High rates of infection from exposures

As the novel H1N1 influenza began to spread last year, emergency department workers were at greater risk of infection than workers in other departments, according to a study at New York Presbyterian Hospital in New York City.

That finding may not seem surprising. But it highlights the differences in exposure risk within a hospital and the need for greater awareness and compliance with protective measures and policies, says co-author Robert Bristow, MD, FACP, director of Emergency Preparedness at Columbia Medical Center and medical director of Emergency Management at New York Presbyterian Hospital.

In fact, a delay in establishing clear protocols for personal protective equipment and management of suspected cases increased the risk of exposure in the emergency department, Bristow says. As the novel H1N1 emerged, there was some conflicting guidance from the Centers for Disease Control and Prevention and the state and city health departments.

"We actually had patients presenting before we developed a policy and educated the staff," he says. New York Presbyterian has since developed algorithms for patients presenting with acute febrile respiratory illness and exposed health care workers.

An analysis of absenteeism records for April through June 2009 found 123 confirmed cases of novel H1N1 influenza among about 6,000 employees at two medical centers, a pediatric hospital, a community hospital and a behavioral health facility. About 49% of those cases were among individuals in the adult and pediatric emergency departments, the pediatrics department and the intensive care unit, although those units only represented 19% of the total population of health care workers.1

Physicians had the highest infection rate, at 6.7%. In the emergency department, the onset of their illness coincided with patients coming from the community. "They got sick sooner [than health care workers elsewhere in the hospital] and their peak of infection correlated more with the peak of infection in the community," says co-author Cynthia Santos, an emergency preparedness research fellow at Weill Cornell Medical School.

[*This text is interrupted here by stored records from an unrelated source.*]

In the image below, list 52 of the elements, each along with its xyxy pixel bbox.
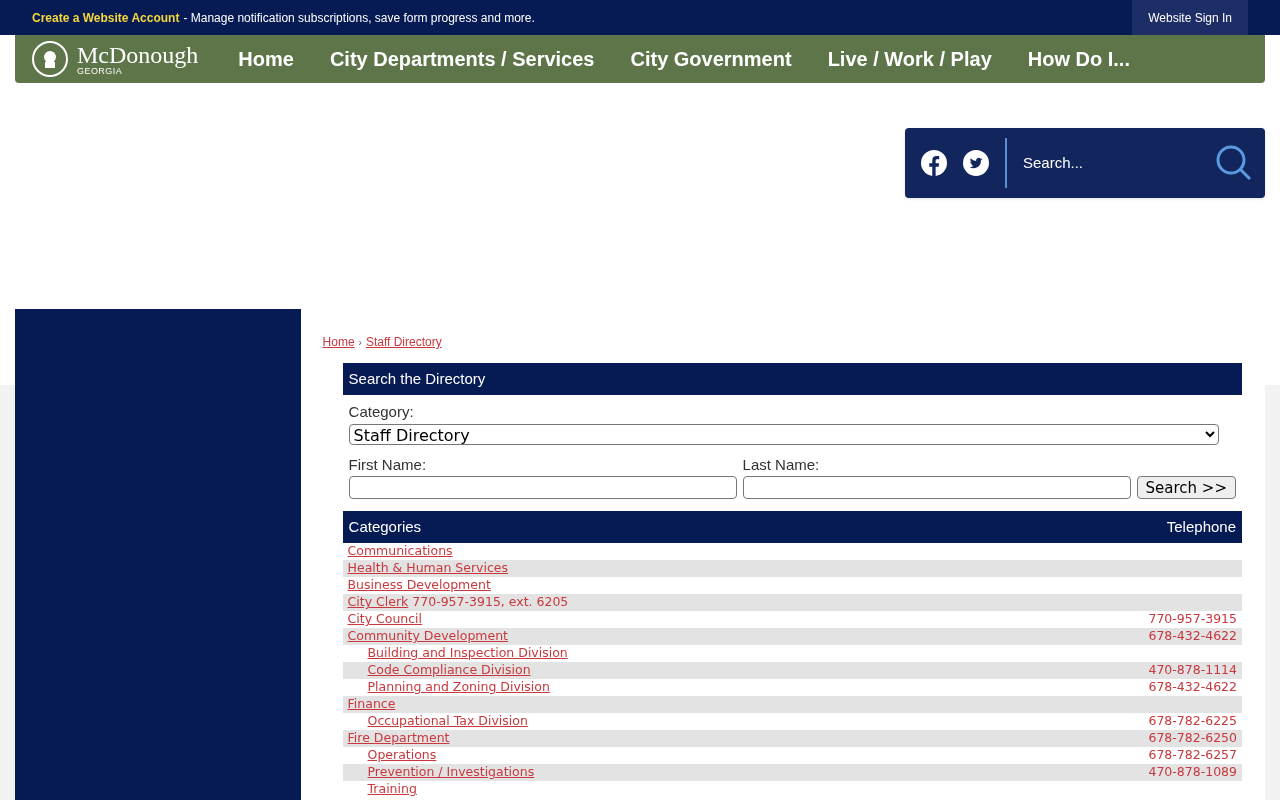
twitter-icon[interactable]	[963, 150, 989, 176]
phone-number: 770-957-3915	[1148, 610, 1237, 629]
category-link[interactable]: Occupational Tax Division	[367, 712, 528, 731]
nav-link[interactable]: City Government	[630, 44, 792, 74]
category-link[interactable]: Operations	[367, 746, 437, 765]
category-link[interactable]: Training	[367, 780, 417, 799]
first-name-field[interactable]	[348, 476, 737, 499]
section-header: Search the Directory	[342, 363, 1242, 395]
category-link[interactable]: Business Development	[347, 576, 491, 595]
category-link[interactable]: Planning and Zoning Division	[367, 678, 550, 697]
phone-number: 678-432-4622	[1148, 678, 1237, 697]
breadcrumb-link[interactable]: Home	[322, 333, 355, 351]
category-link[interactable]: Finance	[347, 695, 396, 714]
nav-link[interactable]: How Do I...	[1027, 44, 1130, 74]
category-link[interactable]: City Council	[347, 610, 423, 629]
field-label: Last Name:	[742, 454, 821, 475]
search-button[interactable]: Search >>	[1136, 476, 1236, 499]
phone-number: 470-878-1114	[1148, 661, 1237, 680]
category-link[interactable]: Community Development	[347, 627, 508, 646]
logo-state: GEORGIA	[77, 66, 123, 76]
nav-link[interactable]: City Departments / Services	[329, 44, 595, 74]
sign-in-button[interactable]: Website Sign In	[1132, 0, 1248, 35]
category-link[interactable]: Communications	[347, 542, 453, 561]
search-icon[interactable]	[1215, 144, 1253, 182]
phone-number: 678-782-6225	[1148, 712, 1237, 731]
account-description: - Manage notification subscriptions, save form progress and more.	[183, 9, 535, 27]
facebook-icon[interactable]	[921, 150, 947, 176]
nav-link[interactable]: Home	[238, 44, 294, 74]
category-link[interactable]: Prevention / Investigations	[367, 763, 535, 782]
category-link[interactable]: City Clerk	[347, 593, 409, 612]
phone-number: 678-782-6257	[1148, 746, 1237, 765]
phone-number: 678-432-4622	[1148, 627, 1237, 646]
last-name-field[interactable]	[742, 476, 1131, 499]
category-link[interactable]: Building and Inspection Division	[367, 644, 568, 663]
category-link[interactable]: Code Compliance Division	[367, 661, 531, 680]
phone-number: 678-782-6250	[1148, 729, 1237, 748]
breadcrumb-link[interactable]: Staff Directory	[365, 333, 442, 351]
phone-number: 470-878-1089	[1148, 763, 1237, 782]
category-link[interactable]: Health & Human Services	[347, 559, 509, 578]
breadcrumb-separator-icon: ›	[358, 334, 362, 350]
column-header: Telephone	[1166, 516, 1236, 537]
field-label: First Name:	[348, 454, 428, 475]
phone-note: 770-957-3915, ext. 6205	[412, 593, 569, 612]
logo-name: McDonough	[77, 42, 199, 67]
column-header: Categories	[348, 516, 422, 537]
field-label: Category:	[348, 402, 415, 422]
category-select[interactable]: Staff Directory	[348, 423, 1219, 445]
category-link[interactable]: Fire Department	[347, 729, 450, 748]
city-seal-icon	[31, 40, 69, 78]
nav-link[interactable]: Live / Work / Play	[827, 44, 992, 74]
create-account-link[interactable]: Create a Website Account	[32, 8, 180, 27]
search-field[interactable]: Search...	[1023, 151, 1215, 175]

In the three-month period, 30% of the health care workers in the pediatrics department became infected with H1N1, as did 24% of the adult emergency department.

For other departments, the pattern of illness indicated a possible nosocomial spread – infected employees spreading influenza to co-workers, she says. Interestingly, social workers had the lowest infection rate of the employee groups analyzed in the study but the highest increase in sick hours. They may have failed to have the H1N1 testing or may have stayed home for other reasons, says Santos. "They might have taken sick leave to take care of loved ones or because they were afraid of becoming sick themselves," she says.

The study helps identify which health care workers should receive priority vaccination if vaccine is in short supply, says Bristow. And it underscores the need for education about infection prevention, he says.

"We've taken the lessons we've learned and made policies and procedures that allow us to mitigate and to prevent the higher rates in the [at-risk departments]," he says.

Now, in huddles before, during or after shifts, health care workers are reminded of the importance of infection control protocols. Hospital epidemiologists occasionally observe in the emergency department to monitor compliance.

Adherence to sick leave policies is also important, says Bristow. As the pandemic peaked, ill health care workers often returned to work too early, potentially exposing co-workers or patients, says Bristow. The hospital then adopted a policy requiring employees to report to Workforce Health & Safety before returning to their units, he says.

Reference

1. Santos CD, Bristow RB, Vorenkamp JV. Which health care workers were most affected during the spring 2009 H1N1 pandemic? Disaster Med Public Health Preparedness 2010; 4:1-8.